Unit-testing a handler with flag inputs

TypeScript
import { describe, it, expect, afterEach } from 'vitest';
import { testCommand, mockLLM } from '@kb-labs/sdk/testing';
import commitHandler from '../src/cli/commands/commit';
 
describe('commit command', () => {
  let cleanup: () => void;
  afterEach(() => cleanup?.());
 
  it('dry-runs without applying', async () => {
    const result = await testCommand(commitHandler, {
      flags: { 'dry-run': true },
      platform: {
        llm: mockLLM().onAnyComplete().respondWith('feat: add feature'),
      },
    });
    cleanup = result.cleanup;
 
    expect(result.exitCode).toBe(0);
    expect(result.meta?.dryRun).toBe(true);
  });
});

Asserting on platform calls

TypeScript
it('caches results', async () => {
  const cache = mockCache();
  const result = await testCommand(handler, {
    flags: { query: 'test' },
    platform: { cache },
  });
  cleanup = result.cleanup;
 
  // First call should miss and set
  expect(cache.get).toHaveBeenCalledWith('query:test');
  expect(cache.set).toHaveBeenCalledWith(
    'query:test',
    expect.any(Object),
    60_000,
  );
});

Testing cancellation

TypeScript
it('handles abort signal', async () => {
  const controller = new AbortController();
  const testPromise = testCommand(longRunningHandler, {
    flags: {},
    signal: controller.signal,
  });
 
  setTimeout(() => controller.abort(), 10);
  const result = await testPromise;
  cleanup = result.cleanup;
 
  expect(result.exitCode).toBe(1);
  expect(result.error?.code).toBe('CANCELLED');
});

Testing REST handlers

TypeScript
import { createTestContext } from '@kb-labs/sdk/testing';
import generateHandler from '../src/rest/handlers/generate';
 
it('returns NO_CHANGES for clean working tree', async () => {
  const test = createTestContext({ host: 'rest' });
  const result = await generateHandler.execute(test.ctx, {
    scope: undefined,
    dryRun: false,
  });
 
  expect(result?.exitCode).toBe(1);
  expect(result?.error?.code).toBe('NO_CHANGES');
  test.cleanup();
});

REST handlers are tested the same way as CLI handlers — different host value, different input shape, same context factory.

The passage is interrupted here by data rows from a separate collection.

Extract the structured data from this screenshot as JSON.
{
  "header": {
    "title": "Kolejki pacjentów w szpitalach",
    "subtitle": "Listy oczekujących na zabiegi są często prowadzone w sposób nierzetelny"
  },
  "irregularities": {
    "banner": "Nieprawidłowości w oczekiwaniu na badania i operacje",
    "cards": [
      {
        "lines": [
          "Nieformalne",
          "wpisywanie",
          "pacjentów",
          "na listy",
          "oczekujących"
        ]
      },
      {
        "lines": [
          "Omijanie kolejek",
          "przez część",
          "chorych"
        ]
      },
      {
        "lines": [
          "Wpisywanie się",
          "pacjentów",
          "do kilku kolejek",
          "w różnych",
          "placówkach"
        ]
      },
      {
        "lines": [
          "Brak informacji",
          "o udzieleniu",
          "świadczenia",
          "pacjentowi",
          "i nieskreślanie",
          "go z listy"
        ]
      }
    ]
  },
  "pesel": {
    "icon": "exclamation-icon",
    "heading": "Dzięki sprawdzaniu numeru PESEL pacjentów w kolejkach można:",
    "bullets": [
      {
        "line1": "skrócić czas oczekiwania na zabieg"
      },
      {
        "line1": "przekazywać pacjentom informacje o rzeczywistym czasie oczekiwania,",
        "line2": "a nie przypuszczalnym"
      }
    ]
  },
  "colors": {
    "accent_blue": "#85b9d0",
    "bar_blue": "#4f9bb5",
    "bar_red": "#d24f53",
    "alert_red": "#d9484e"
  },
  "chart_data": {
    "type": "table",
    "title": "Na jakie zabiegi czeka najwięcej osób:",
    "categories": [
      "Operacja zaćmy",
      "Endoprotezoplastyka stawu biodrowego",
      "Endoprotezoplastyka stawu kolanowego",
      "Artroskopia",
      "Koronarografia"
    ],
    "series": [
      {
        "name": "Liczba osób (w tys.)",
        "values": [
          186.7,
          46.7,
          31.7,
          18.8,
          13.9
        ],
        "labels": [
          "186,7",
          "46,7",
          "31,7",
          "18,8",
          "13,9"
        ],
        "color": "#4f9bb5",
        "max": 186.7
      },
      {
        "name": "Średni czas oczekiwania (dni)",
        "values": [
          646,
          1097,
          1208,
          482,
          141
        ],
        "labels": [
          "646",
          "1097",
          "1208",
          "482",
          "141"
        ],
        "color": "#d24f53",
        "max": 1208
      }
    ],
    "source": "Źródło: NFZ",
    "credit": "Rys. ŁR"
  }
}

Things that are NOT in testing

  • Integration tests against a real platform. For end-to-end tests, spin up a test instance of the REST API or workflow daemon with an in-memory adapter stack. The mocks here are for unit tests.
  • LLM response snapshotting. If you want to test against real LLM output and snapshot it, use Vitest's snapshot support directly, not the SDK's mocks.
  • Permission enforcement. The mocked runtime bypasses permission checks. For permission testing, write integration tests that go through the real sandbox.